Wednesday, March 13, 2019

Memo from NYC

The following are my incredibly deep & brilliant thoughts on this whole college admissions scandal which is ballooning from a news story into a dialogue on socioeconomic inequities:

Basically, trying to get a kid into college is like trying to get laid, you have one of two options: 1)  do it honestly by being, as they said on Seinfeld, "sponge worthy" i.e. woo the person, work hard to prove your physical and emotional attractiveness by fitting your l'object d'amour's idea of a good partner and hope you efforts are rewarded; or 2) demonstrate your power, your status, your strength, your awesomeness by buying him or her expensive gifts, taking them to fancy restaurants, sending bouquets and candy to their homes or places of business, introducing them to your big shot friends and co-workers, you know, showing what a "Mr Big" (or, to be PC, "Mrs Big") you are, and, again, hoping your efforts are rewarded. 

The analogy to college admissions: 1) your kid gets in on their merit i.e. test scores, grades, recommendations, extracurriculars, essays, the whole merit-worthy package but the competition is fierce and admission is not guaranteed; or 2) you donate massive sums of money to the school over the course of years, making the school's decision to admit your kid a smart, logical, and relatively easy business decision.

What you don't do, in either case, is engage in a quid-pro-quo, a blatant "this-for-that" transaction. You don't directly buy your admission into either a college or another person's body.

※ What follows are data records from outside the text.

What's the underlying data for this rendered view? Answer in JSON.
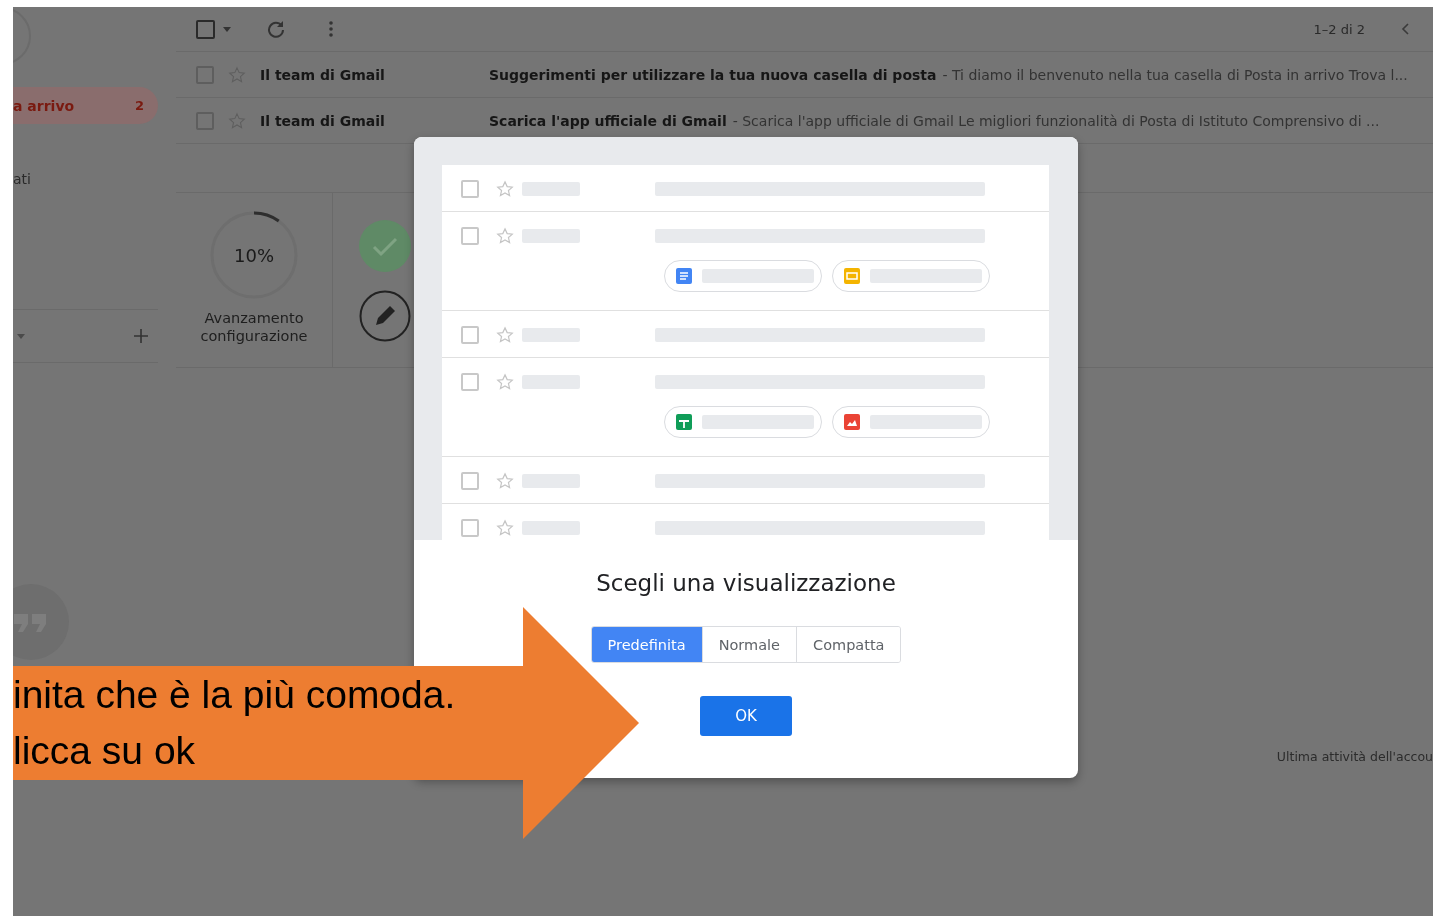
{
  "sidebar": {
    "items": [
      {
        "label": "a arrivo",
        "count": "2",
        "selected": true
      },
      {
        "label": "ati",
        "selected": false
      }
    ]
  },
  "toolbar": {
    "select_all_checked": false,
    "page_info": "1–2 di 2"
  },
  "emails": [
    {
      "checked": false,
      "sender": "Il team di Gmail",
      "subject": "Suggerimenti per utilizzare la tua nuova casella di posta",
      "snippet": "- Ti diamo il benvenuto nella tua casella di Posta in arrivo Trova l..."
    },
    {
      "checked": false,
      "sender": "Il team di Gmail",
      "subject": "Scarica l'app ufficiale di Gmail",
      "snippet": "- Scarica l'app ufficiale di Gmail Le migliori funzionalità di Posta di Istituto Comprensivo di ..."
    }
  ],
  "setup": {
    "progress": {
      "reading": "10%",
      "level": 0.1
    },
    "caption": "Avanzamento configurazione"
  },
  "footer": {
    "last_activity": "Ultima attività dell'accou"
  },
  "dialog": {
    "title": "Scegli una visualizzazione",
    "preview_rows": [
      {
        "checked": false,
        "attachments": []
      },
      {
        "checked": false,
        "attachments": [
          {
            "kind": "doc"
          },
          {
            "kind": "slides"
          }
        ]
      },
      {
        "checked": false,
        "attachments": []
      },
      {
        "checked": false,
        "attachments": [
          {
            "kind": "sheet"
          },
          {
            "kind": "image"
          }
        ]
      },
      {
        "checked": false,
        "attachments": []
      },
      {
        "checked": false,
        "attachments": []
      }
    ],
    "views": [
      {
        "label": "Predefinita",
        "selected": true
      },
      {
        "label": "Normale",
        "selected": false
      },
      {
        "label": "Compatta",
        "selected": false
      }
    ],
    "ok_button": "OK"
  },
  "callout": {
    "lines": [
      "inita che è la più comoda.",
      "licca su ok"
    ]
  }
}
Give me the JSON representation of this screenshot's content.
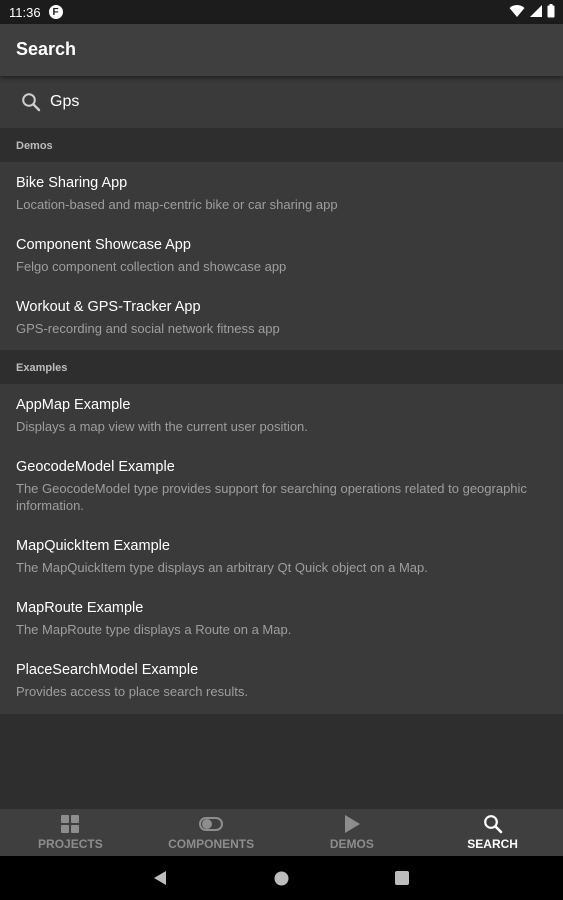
{
  "status": {
    "time": "11:36",
    "app_icon_letter": "F"
  },
  "appbar": {
    "title": "Search"
  },
  "search": {
    "value": "Gps"
  },
  "sections": {
    "demos": {
      "header": "Demos",
      "items": [
        {
          "title": "Bike Sharing App",
          "subtitle": "Location-based and map-centric bike or car sharing app"
        },
        {
          "title": "Component Showcase App",
          "subtitle": "Felgo component collection and showcase app"
        },
        {
          "title": "Workout & GPS-Tracker App",
          "subtitle": "GPS-recording and social network fitness app"
        }
      ]
    },
    "examples": {
      "header": "Examples",
      "items": [
        {
          "title": "AppMap Example",
          "subtitle": "Displays a map view with the current user position."
        },
        {
          "title": "GeocodeModel Example",
          "subtitle": "The GeocodeModel type provides support for searching operations related to geographic information."
        },
        {
          "title": "MapQuickItem Example",
          "subtitle": "The MapQuickItem type displays an arbitrary Qt Quick object on a Map."
        },
        {
          "title": "MapRoute Example",
          "subtitle": "The MapRoute type displays a Route on a Map."
        },
        {
          "title": "PlaceSearchModel Example",
          "subtitle": "Provides access to place search results."
        }
      ]
    }
  },
  "bottom_nav": {
    "tabs": [
      {
        "label": "PROJECTS",
        "icon": "grid-icon",
        "active": false
      },
      {
        "label": "COMPONENTS",
        "icon": "toggle-icon",
        "active": false
      },
      {
        "label": "DEMOS",
        "icon": "play-icon",
        "active": false
      },
      {
        "label": "SEARCH",
        "icon": "search-icon",
        "active": true
      }
    ]
  },
  "colors": {
    "background": "#2e2e2e",
    "appbar": "#3f3f3f",
    "list": "#3a3a3a",
    "text_secondary": "#9e9e9e",
    "tab_inactive": "#8d8d8d",
    "tab_active": "#ffffff"
  }
}
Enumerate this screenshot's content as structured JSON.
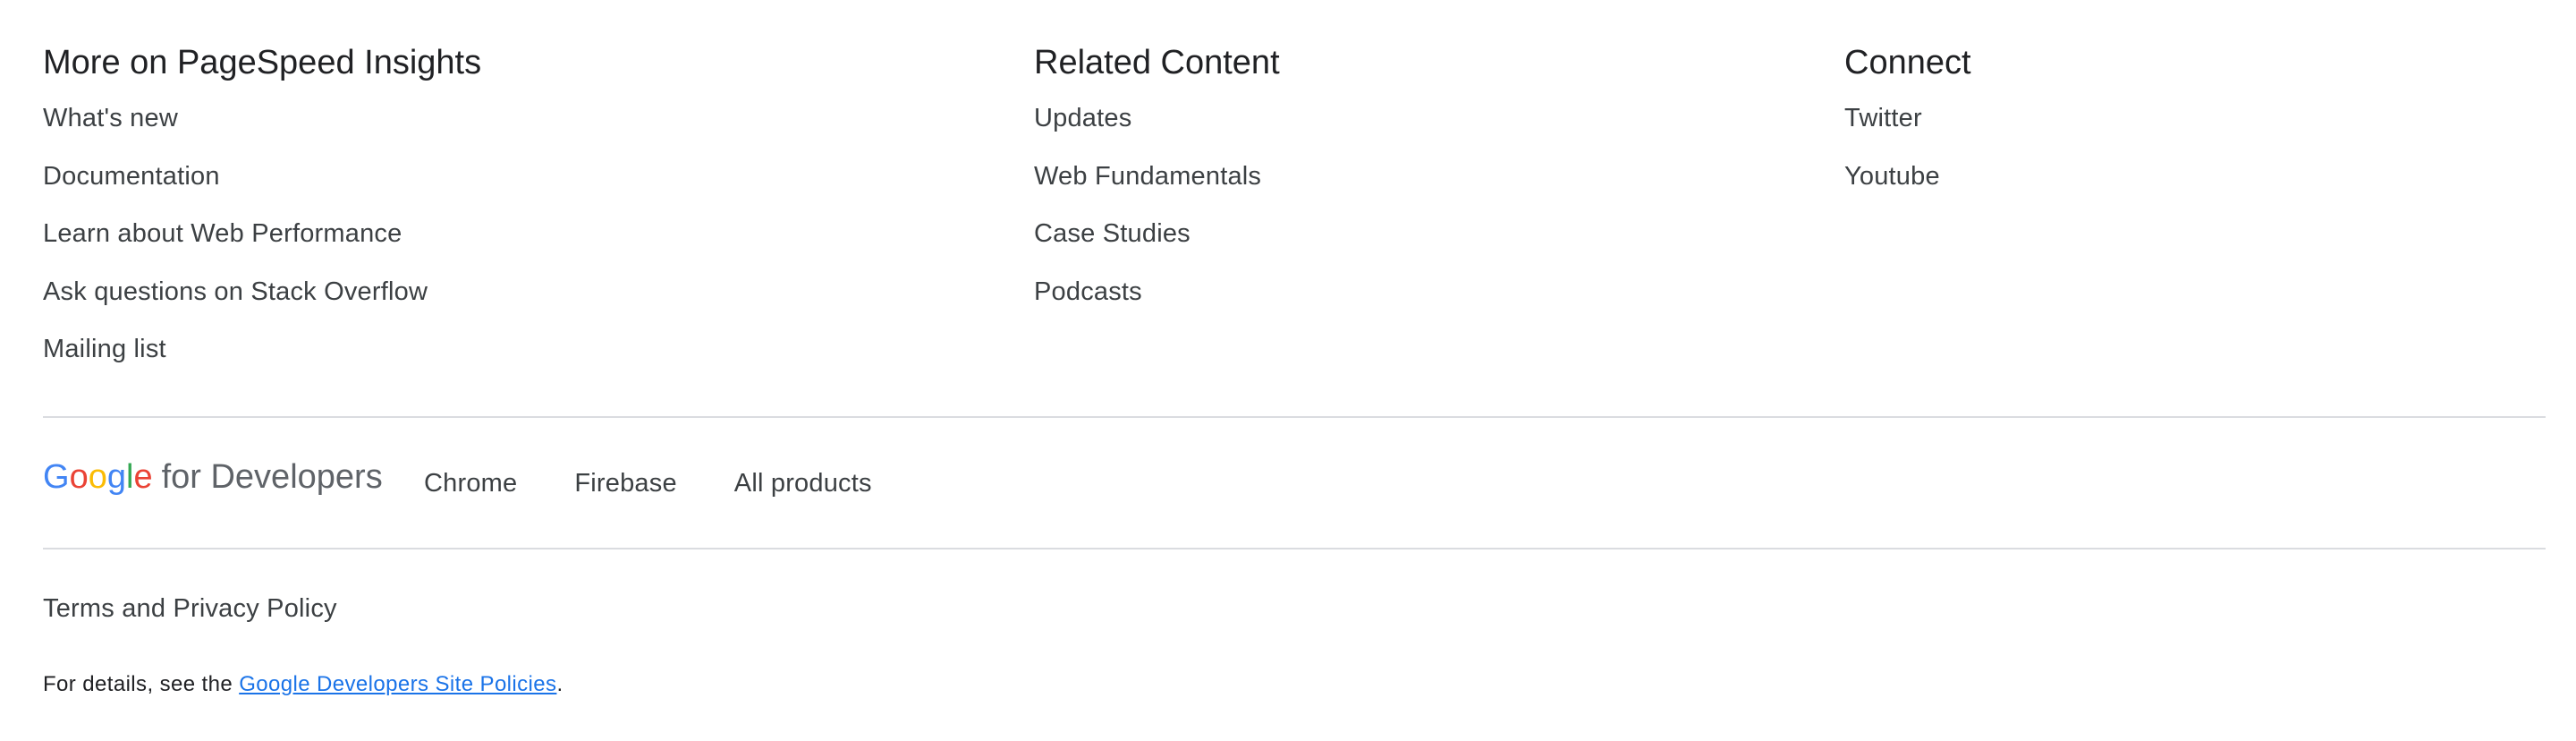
{
  "columns": [
    {
      "heading": "More on PageSpeed Insights",
      "links": [
        "What's new",
        "Documentation",
        "Learn about Web Performance",
        "Ask questions on Stack Overflow",
        "Mailing list"
      ]
    },
    {
      "heading": "Related Content",
      "links": [
        "Updates",
        "Web Fundamentals",
        "Case Studies",
        "Podcasts"
      ]
    },
    {
      "heading": "Connect",
      "links": [
        "Twitter",
        "Youtube"
      ]
    }
  ],
  "brand": {
    "logo_letters": [
      "G",
      "o",
      "o",
      "g",
      "l",
      "e"
    ],
    "suffix": "for Developers",
    "logo_colors": [
      "#4285f4",
      "#ea4335",
      "#fbbc05",
      "#4285f4",
      "#34a853",
      "#ea4335"
    ]
  },
  "products": [
    "Chrome",
    "Firebase",
    "All products"
  ],
  "terms": {
    "label": "Terms and Privacy Policy"
  },
  "details": {
    "prefix": "For details, see the ",
    "link_text": "Google Developers Site Policies",
    "suffix": "."
  },
  "colors": {
    "link": "#1a73e8",
    "text": "#3c4043",
    "divider": "#dadce0"
  }
}
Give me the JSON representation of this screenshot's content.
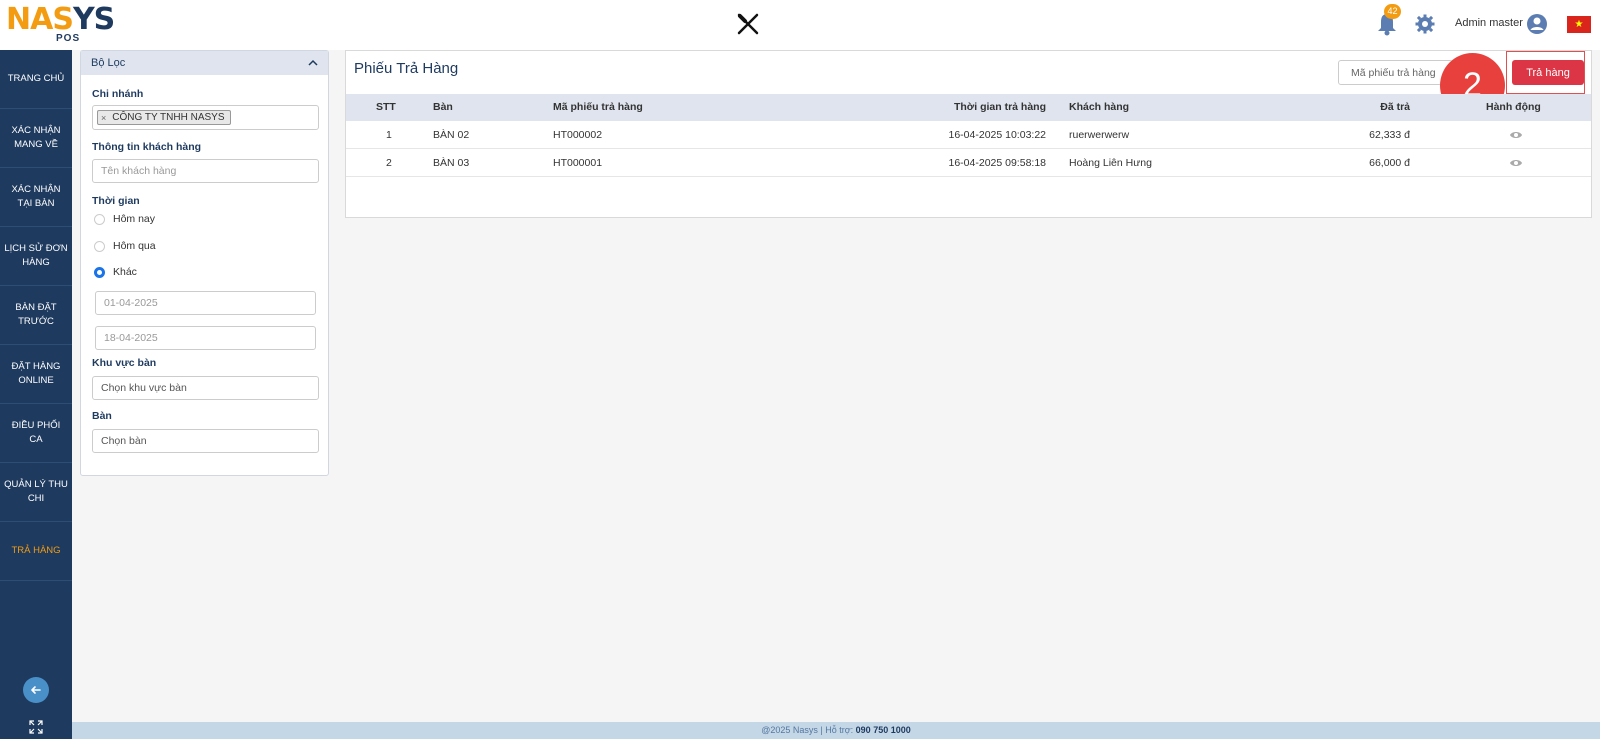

Society has deemed that illegal -- "getting in" via merit is legal and "getting in" via status is too, but putting an exact amount on it, turning it into just another things to buy, is not. 

Perhaps this shouldn't be illegal or perhaps we should try to have 100% merit based "admissions" and status-driven "admissions" should be outlawed too -- but human beings are flawed and therefore our systems are too.